Dynamic Algorithm Configuration (DAC) addresses the challenge of dynamically setting hyperparameters of an algorithm for a diverse set of instances rather than focusing solely on individual tasks. Agents trained with Deep Reinforcement Learning (RL) offer a pathway to solve such settings. However, the limited generalization performance of these agents has significantly hindered the application in DAC. Our hypothesis is that a potential bias in the training instances limits generalization capabilities. We take a step towards mitigating this by selecting a representative subset of training instances to overcome overrepresentation and then retraining the agent on this subset to improve its generalization performance. For constructing the meta-features for the subset selection, we particularly account for the dynamic nature of the RL agent by computing time series features on trajectories of actions and rewards generated by the agent's interaction with the environment. Through empirical evaluations on the Sigmoid and CMA-ES benchmarks from the standard benchmark library for DAC, called DACBench, we discuss the potentials of our selection technique compared to training on the entire instance set. Our results highlight the efficacy of instance selection in refining DAC policies for diverse instance spaces.

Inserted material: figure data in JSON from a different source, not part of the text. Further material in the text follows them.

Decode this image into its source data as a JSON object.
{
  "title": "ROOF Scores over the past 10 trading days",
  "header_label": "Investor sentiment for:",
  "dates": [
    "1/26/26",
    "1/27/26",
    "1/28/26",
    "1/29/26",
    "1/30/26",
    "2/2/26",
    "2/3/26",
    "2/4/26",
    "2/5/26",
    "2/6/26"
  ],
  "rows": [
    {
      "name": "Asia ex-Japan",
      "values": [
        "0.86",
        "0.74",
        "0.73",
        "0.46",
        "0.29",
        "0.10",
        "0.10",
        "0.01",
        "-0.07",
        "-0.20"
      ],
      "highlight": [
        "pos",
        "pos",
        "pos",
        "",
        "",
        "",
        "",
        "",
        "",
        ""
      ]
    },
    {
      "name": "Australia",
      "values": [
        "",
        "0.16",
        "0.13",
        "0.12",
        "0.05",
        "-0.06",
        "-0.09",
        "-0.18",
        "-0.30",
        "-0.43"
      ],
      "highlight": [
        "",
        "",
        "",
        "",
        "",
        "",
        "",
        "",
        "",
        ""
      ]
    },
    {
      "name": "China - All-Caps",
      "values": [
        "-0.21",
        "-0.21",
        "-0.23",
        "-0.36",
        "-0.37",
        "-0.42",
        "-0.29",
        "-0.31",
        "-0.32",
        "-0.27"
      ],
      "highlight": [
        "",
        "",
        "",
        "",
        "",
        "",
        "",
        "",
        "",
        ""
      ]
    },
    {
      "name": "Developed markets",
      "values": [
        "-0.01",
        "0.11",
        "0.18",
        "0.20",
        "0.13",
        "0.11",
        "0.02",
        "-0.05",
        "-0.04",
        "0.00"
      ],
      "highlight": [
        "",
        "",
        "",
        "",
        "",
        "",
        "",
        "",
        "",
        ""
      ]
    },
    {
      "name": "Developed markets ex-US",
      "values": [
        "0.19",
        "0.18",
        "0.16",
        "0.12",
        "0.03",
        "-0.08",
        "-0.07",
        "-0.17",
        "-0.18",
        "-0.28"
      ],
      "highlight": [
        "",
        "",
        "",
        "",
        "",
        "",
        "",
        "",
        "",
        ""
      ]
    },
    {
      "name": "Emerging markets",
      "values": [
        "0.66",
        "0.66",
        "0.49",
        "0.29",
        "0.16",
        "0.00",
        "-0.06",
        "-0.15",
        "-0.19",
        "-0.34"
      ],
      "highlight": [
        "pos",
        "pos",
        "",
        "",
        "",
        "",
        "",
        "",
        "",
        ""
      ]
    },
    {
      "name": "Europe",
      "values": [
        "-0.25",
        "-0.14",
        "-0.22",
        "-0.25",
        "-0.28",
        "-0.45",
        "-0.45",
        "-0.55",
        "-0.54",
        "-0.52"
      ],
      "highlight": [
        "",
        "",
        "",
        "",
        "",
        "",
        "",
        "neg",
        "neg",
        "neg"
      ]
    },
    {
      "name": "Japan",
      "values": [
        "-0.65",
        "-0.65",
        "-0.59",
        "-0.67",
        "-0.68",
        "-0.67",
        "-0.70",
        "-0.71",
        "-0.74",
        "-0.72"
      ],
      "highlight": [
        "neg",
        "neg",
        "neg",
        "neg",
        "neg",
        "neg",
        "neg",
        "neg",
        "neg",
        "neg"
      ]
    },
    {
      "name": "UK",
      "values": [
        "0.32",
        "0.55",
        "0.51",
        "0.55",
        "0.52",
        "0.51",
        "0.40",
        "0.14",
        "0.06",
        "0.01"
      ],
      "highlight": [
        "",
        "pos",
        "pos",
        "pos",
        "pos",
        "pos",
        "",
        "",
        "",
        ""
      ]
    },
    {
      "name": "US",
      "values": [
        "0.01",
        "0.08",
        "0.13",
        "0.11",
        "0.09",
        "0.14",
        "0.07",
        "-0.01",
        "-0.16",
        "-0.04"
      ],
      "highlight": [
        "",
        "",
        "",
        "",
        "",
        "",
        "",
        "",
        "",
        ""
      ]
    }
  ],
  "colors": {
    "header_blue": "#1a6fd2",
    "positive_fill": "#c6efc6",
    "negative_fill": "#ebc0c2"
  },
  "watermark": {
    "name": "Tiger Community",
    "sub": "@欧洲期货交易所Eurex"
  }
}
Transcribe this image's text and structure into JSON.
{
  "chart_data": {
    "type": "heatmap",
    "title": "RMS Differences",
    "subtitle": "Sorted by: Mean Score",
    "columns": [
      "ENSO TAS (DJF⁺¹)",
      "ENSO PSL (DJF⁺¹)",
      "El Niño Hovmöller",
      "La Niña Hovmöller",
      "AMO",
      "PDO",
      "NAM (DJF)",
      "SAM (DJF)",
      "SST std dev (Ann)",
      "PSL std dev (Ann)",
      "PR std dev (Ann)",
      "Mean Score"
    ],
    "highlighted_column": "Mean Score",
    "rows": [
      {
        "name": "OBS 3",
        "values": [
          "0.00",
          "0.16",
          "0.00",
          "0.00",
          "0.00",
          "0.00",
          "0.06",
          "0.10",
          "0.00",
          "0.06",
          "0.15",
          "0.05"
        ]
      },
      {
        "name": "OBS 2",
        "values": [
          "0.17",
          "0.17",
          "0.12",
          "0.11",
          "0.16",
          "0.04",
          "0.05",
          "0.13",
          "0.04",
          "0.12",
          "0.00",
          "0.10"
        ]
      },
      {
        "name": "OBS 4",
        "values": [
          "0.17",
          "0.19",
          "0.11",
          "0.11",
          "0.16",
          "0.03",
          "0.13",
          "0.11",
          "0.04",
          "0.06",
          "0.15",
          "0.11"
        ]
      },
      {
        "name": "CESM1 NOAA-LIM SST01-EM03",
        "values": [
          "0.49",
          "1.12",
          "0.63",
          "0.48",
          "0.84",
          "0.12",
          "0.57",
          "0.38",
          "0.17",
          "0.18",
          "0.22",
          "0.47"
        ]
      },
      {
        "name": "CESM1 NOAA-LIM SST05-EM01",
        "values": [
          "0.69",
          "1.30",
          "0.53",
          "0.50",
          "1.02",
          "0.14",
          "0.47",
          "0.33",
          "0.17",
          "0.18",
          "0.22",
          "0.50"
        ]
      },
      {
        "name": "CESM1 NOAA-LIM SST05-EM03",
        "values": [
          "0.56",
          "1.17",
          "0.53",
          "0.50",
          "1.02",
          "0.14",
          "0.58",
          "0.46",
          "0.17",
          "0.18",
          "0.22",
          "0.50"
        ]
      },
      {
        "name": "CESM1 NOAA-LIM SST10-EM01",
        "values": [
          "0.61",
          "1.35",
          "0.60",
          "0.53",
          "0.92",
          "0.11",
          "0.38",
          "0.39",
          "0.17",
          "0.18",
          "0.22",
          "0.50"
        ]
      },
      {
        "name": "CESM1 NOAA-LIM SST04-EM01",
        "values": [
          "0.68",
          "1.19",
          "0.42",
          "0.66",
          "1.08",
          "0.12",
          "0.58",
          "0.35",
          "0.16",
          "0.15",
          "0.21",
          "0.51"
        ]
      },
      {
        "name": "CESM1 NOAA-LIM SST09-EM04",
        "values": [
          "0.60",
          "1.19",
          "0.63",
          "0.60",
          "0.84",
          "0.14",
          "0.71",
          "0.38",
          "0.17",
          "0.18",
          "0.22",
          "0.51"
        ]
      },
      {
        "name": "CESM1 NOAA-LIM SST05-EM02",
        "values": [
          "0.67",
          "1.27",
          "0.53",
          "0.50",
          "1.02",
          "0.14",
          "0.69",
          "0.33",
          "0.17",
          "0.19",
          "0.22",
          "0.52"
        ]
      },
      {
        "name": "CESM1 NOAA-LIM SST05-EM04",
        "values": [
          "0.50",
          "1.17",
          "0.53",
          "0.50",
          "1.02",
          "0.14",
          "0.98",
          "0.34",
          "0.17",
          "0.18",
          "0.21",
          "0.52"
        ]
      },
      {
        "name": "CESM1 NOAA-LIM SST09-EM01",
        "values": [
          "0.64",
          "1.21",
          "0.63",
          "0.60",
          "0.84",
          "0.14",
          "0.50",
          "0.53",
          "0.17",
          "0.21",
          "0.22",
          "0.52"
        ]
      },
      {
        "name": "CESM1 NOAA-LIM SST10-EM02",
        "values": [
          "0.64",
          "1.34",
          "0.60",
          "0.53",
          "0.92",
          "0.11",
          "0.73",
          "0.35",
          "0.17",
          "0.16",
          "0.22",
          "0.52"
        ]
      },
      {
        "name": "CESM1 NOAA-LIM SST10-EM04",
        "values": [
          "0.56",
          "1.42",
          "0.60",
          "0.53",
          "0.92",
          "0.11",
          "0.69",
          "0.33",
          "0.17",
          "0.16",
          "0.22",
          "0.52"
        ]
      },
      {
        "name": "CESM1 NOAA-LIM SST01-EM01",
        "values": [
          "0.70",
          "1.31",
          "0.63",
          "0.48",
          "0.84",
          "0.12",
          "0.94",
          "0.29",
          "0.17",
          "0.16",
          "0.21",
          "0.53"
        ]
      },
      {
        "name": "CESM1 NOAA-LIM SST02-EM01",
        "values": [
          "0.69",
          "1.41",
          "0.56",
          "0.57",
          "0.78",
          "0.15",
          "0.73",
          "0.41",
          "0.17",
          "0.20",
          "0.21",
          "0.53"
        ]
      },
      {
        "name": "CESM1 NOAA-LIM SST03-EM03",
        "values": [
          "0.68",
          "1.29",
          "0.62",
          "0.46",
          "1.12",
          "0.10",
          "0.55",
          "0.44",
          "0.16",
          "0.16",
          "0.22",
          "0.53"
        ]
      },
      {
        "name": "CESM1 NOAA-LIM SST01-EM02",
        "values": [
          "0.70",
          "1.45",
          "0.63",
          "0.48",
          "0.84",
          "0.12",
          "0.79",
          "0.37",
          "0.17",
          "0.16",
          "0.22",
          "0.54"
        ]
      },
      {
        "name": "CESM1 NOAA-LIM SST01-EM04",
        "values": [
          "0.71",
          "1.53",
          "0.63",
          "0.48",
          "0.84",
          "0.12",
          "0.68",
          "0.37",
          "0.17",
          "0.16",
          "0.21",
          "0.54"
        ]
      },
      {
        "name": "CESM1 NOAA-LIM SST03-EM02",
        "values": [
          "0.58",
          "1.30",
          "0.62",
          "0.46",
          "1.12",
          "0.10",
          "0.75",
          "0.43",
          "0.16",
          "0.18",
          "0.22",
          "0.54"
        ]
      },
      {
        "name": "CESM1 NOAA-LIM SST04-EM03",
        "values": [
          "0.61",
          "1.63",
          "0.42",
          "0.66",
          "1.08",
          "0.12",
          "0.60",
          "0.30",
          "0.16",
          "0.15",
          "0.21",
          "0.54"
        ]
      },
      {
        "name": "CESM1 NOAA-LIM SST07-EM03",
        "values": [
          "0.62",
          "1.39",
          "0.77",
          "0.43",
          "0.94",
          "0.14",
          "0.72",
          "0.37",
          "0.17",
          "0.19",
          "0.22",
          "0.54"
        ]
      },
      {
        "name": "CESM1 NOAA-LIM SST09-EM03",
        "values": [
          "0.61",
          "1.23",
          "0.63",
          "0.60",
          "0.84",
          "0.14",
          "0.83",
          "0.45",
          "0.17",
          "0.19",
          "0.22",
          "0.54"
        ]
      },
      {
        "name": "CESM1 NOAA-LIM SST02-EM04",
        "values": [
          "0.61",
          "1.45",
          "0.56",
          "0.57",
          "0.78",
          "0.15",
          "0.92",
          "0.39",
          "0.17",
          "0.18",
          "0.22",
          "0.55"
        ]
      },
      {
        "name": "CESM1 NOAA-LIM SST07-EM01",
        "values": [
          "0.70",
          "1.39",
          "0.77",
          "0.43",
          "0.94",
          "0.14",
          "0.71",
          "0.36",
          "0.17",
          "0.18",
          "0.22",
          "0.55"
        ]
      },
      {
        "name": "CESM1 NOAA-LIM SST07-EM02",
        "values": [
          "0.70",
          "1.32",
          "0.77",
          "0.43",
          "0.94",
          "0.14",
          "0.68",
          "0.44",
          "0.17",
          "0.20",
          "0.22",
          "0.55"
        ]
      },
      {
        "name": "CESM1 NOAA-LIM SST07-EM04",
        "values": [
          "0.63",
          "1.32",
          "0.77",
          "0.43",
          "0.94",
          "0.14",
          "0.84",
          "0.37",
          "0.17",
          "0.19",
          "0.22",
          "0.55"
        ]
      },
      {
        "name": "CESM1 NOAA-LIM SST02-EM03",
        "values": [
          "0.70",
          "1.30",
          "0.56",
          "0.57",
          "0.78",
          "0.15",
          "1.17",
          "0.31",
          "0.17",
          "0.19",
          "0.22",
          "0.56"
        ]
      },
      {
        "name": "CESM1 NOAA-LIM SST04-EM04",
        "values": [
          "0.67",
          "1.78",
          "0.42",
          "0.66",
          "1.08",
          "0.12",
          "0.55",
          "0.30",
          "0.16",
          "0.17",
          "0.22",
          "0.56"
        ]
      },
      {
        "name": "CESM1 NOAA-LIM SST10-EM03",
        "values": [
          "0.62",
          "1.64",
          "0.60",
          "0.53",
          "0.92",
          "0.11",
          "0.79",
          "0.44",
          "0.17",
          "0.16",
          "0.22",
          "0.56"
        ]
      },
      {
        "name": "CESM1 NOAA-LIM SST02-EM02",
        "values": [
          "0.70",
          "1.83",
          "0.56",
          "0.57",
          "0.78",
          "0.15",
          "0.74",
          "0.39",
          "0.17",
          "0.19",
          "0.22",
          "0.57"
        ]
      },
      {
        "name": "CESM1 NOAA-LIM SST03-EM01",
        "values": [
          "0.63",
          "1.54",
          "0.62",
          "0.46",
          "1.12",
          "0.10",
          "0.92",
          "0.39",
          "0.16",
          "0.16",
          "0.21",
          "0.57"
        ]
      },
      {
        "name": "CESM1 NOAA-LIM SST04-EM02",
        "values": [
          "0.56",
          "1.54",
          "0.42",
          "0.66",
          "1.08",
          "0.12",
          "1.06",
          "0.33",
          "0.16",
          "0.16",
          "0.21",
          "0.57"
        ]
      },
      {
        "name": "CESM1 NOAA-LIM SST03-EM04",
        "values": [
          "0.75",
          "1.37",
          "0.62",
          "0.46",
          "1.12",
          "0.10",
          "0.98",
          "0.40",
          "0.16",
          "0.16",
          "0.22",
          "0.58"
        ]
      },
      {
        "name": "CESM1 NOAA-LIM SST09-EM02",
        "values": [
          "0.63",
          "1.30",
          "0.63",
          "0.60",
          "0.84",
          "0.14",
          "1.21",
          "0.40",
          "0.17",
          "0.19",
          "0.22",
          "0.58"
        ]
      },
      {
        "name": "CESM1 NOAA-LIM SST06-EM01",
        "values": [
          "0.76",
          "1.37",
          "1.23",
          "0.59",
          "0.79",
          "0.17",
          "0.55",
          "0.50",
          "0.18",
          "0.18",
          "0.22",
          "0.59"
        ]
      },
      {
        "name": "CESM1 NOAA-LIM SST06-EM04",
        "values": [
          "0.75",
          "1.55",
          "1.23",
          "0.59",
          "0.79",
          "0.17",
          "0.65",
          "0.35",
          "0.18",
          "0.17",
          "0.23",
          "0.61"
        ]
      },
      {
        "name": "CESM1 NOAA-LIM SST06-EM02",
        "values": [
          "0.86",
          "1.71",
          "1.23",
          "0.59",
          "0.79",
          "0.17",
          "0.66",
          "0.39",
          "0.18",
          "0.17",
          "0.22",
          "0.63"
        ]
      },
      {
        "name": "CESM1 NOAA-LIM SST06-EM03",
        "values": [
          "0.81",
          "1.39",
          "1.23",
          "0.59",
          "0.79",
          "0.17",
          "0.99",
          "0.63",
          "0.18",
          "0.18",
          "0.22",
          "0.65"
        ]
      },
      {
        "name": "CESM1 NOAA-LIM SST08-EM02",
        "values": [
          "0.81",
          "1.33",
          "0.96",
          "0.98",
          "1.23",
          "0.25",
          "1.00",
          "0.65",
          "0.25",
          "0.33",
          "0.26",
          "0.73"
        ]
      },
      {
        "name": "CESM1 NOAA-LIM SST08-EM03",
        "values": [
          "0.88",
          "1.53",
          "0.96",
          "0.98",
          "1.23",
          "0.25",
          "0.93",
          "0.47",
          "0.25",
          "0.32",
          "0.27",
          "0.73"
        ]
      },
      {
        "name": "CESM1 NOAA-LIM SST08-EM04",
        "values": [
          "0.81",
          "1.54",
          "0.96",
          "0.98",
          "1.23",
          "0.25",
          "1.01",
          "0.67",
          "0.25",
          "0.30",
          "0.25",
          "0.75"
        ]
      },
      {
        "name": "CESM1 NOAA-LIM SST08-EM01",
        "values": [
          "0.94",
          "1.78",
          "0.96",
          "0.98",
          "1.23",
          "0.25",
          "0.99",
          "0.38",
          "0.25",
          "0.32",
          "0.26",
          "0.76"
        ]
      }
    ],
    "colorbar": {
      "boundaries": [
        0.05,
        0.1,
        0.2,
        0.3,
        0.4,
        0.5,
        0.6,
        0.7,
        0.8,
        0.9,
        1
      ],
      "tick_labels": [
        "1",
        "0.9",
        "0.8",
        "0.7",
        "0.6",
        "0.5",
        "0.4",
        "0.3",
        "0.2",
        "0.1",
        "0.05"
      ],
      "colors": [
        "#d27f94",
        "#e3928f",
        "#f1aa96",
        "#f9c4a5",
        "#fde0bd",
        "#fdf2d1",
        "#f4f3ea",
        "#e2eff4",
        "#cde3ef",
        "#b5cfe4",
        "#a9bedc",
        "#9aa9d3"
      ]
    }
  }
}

git clone https://github.com/automl/Instance-DAC.git
cd Instance-DAC
conda create -n instance_dac python=3.11
conda activate instance_dac
# Install for usage
pip install .
# Install for development
make install-dev
pip install -r requirements.txt
git clone git@github.com:automl/DACBench.git
cd DACBench
git checkout instance_dac
pip install -e .[modcma]
# SELECTOR
git clone https://github.com/gjorgjinac/InstanceDACSelector.git lib/InstanceDACSelector
pip install -r lib/InstanceDACSelector/requirements.txt
Check scripts/sigmoid_experiment.sh
and scripts/cmaes_experiment.sh
for commands/details how to run the experiments.
In order to build the similarity graph of instances we need to calculate meta-features. In this case, we calculate time-series features on the rollout history, e.g., the reward trajectory per episode. For this, R requirements need to be installed (R version 4.0.2 (2020-06-22), Rcatch22_0.1.13 package is used). The code to calculate the features is here. The filepaths need to be adjusted accordingly.
With the script instance_dac/collect_data.py
you can gather all the log files and create a csv file.
The table will be saved under data/runs/<env_name>/<training_set>
and can contain performance data
on different test sets.